Mr Isherwood referred to the fact that the Bevan Foundation’s July 2016 ‘Equality and Social Justice Briefing’ on poverty said that the latest figures from the Department for Work and Pensions’ Households Below Average Income survey showed that low household incomes continue to be a significant problem in Wales, with more than one in five people living on a household income below 60 per cent of the median, and children being at the greatest risk of poverty, although the largest group of people on low incomes being adults of working age.
He said: “They added that the longer-term and more recent trends in poverty have had little impact on Wales’s position compared to other UK nations and regions, with Wales continuing to have one of the highest rates of poverty in the UK for all age groups. Why is that, Cabinet Secretary?”

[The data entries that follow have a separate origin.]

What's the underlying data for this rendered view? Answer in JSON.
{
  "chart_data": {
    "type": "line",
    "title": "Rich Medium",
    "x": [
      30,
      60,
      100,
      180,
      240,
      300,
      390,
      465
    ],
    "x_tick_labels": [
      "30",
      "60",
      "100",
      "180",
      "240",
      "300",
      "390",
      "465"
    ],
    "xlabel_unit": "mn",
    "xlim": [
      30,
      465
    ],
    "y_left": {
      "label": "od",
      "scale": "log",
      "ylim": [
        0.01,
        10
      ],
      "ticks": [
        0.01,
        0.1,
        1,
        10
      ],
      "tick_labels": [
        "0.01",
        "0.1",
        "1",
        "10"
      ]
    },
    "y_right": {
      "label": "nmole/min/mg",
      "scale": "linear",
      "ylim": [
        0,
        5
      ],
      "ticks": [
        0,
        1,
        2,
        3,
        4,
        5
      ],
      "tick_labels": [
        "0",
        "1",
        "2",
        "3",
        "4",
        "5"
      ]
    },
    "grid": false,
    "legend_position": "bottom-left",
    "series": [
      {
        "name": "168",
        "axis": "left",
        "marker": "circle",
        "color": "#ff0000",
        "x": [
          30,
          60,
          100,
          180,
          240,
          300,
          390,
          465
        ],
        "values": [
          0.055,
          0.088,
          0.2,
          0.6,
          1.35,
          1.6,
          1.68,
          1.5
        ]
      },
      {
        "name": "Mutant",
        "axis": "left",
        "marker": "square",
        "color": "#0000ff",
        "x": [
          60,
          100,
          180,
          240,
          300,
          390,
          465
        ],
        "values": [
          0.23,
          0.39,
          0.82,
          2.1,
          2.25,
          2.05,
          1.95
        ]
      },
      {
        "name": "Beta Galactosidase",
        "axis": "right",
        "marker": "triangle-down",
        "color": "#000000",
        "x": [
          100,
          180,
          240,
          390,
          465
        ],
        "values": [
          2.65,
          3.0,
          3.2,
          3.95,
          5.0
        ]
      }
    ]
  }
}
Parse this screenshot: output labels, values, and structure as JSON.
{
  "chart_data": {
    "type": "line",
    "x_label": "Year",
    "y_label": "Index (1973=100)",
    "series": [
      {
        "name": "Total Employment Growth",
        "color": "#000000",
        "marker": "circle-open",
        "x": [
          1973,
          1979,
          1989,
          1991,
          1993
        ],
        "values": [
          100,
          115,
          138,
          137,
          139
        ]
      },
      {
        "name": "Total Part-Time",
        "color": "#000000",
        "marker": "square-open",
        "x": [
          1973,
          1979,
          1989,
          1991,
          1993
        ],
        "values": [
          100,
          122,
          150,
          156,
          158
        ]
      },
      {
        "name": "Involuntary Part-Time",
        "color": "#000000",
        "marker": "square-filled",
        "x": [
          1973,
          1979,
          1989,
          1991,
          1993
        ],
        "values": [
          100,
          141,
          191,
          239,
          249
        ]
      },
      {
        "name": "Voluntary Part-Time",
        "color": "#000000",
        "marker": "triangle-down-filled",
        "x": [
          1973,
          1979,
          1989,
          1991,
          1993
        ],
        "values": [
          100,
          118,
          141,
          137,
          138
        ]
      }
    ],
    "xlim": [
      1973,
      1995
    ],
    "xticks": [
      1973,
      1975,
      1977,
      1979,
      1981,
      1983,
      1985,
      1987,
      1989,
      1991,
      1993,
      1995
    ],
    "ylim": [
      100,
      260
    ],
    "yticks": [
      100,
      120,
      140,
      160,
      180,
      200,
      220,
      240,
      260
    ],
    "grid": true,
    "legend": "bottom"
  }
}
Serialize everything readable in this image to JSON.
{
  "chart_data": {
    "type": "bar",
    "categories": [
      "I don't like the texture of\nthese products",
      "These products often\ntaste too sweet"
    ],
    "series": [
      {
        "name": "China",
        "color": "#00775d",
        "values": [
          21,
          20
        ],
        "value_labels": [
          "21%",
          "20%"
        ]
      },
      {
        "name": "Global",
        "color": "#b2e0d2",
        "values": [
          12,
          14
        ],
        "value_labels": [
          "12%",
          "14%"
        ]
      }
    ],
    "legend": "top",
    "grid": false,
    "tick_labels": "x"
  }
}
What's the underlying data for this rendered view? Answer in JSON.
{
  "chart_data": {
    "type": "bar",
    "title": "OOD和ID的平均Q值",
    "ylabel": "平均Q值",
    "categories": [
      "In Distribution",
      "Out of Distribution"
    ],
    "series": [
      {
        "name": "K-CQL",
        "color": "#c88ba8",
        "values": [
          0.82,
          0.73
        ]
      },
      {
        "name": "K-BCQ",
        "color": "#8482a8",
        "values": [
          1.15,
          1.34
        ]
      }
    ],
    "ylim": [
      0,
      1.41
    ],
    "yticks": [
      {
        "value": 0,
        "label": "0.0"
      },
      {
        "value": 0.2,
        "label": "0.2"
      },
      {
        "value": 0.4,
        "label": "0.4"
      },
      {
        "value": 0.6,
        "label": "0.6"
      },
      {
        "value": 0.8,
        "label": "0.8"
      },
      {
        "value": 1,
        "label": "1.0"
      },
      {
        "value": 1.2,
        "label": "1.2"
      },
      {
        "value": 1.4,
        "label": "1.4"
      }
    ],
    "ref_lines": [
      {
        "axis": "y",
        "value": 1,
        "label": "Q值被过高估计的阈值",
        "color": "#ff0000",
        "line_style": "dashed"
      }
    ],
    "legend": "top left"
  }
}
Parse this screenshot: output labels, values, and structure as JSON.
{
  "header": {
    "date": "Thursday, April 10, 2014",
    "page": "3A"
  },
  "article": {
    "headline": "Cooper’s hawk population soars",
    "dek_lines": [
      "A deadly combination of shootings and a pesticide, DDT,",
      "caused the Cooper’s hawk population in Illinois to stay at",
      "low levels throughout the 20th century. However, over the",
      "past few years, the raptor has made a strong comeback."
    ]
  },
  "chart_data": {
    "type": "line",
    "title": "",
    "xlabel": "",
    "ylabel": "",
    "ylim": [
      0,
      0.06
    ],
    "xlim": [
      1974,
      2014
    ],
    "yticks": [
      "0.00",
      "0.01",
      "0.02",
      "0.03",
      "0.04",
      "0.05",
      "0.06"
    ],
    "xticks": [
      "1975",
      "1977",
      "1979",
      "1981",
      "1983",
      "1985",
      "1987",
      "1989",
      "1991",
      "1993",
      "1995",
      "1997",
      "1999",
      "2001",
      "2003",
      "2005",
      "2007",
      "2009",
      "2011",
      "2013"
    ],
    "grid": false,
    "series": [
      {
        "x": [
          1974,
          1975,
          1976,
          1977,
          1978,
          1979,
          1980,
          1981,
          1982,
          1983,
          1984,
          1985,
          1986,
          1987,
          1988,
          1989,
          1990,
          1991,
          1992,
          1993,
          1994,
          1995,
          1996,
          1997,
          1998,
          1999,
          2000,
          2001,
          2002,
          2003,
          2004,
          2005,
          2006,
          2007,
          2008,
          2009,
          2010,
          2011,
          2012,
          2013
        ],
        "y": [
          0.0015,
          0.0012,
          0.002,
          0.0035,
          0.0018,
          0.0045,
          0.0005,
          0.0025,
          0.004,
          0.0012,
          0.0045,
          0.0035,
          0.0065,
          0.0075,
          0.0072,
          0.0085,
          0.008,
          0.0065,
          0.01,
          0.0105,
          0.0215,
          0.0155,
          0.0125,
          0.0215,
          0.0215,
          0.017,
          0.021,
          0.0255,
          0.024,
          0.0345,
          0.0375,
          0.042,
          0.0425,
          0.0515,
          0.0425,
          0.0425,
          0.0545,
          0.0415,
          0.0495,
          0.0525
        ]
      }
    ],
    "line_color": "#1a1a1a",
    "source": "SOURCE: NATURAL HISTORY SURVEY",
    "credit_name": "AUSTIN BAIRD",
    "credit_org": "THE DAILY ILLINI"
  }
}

In his response the Secretary failed to answer Mr Isherwood’s question.
Mr Isherwood added: “May I suggest that you and your colleagues have been running economic development and employability programmes in Wales since 1999, and that is the situation now? Your department, I believe, is responsible for the Lift Programme, as part of your Tackling Poverty Action Plan, providing training and employment opportunities for people in households where no-one is in work. And I believe you’re also responsible for the Communities for Work programme, focusing on the most deprived communities, which clearly falls within your portfolio.
“And you’re also extending both programmes from 2018 to 2020. What due diligence have you carried out? I understand the Welsh Government has been unable or unwilling to release data on the outcome from those programmes, and it’s understood that, by contrast, the UK Government Work Programme providers in Wales have been able to achieve five to 10 times better value for money, delivering the average cost of a job at £3,000, whereas it’s understood that the cost of jobs under your schemes is running into possibly tens of thousands of pounds.”
“The situation in Wales on the latest figures is that we have higher economic inactivity rates than England, Scotland or UK levels. We have the second highest percentage of people in work living below the living wage (out of the 12 UK nations and regions). We have the highest levels of underemployment in the UK, according to the latest figures from the Carnegie UK Trust. We have the highest percentage of employees not on permanent contracts, and the second highest proportion of employees on zero-hours contracts, again after 17 and a half years of Labour Government in Wales. Why is that, Cabinet Secretary?”
The Secretary replied: “Can I say that rebuilding communities, as I said earlier on, doesn’t go on a switch? You have to work at this, and we’ve been working very hard.”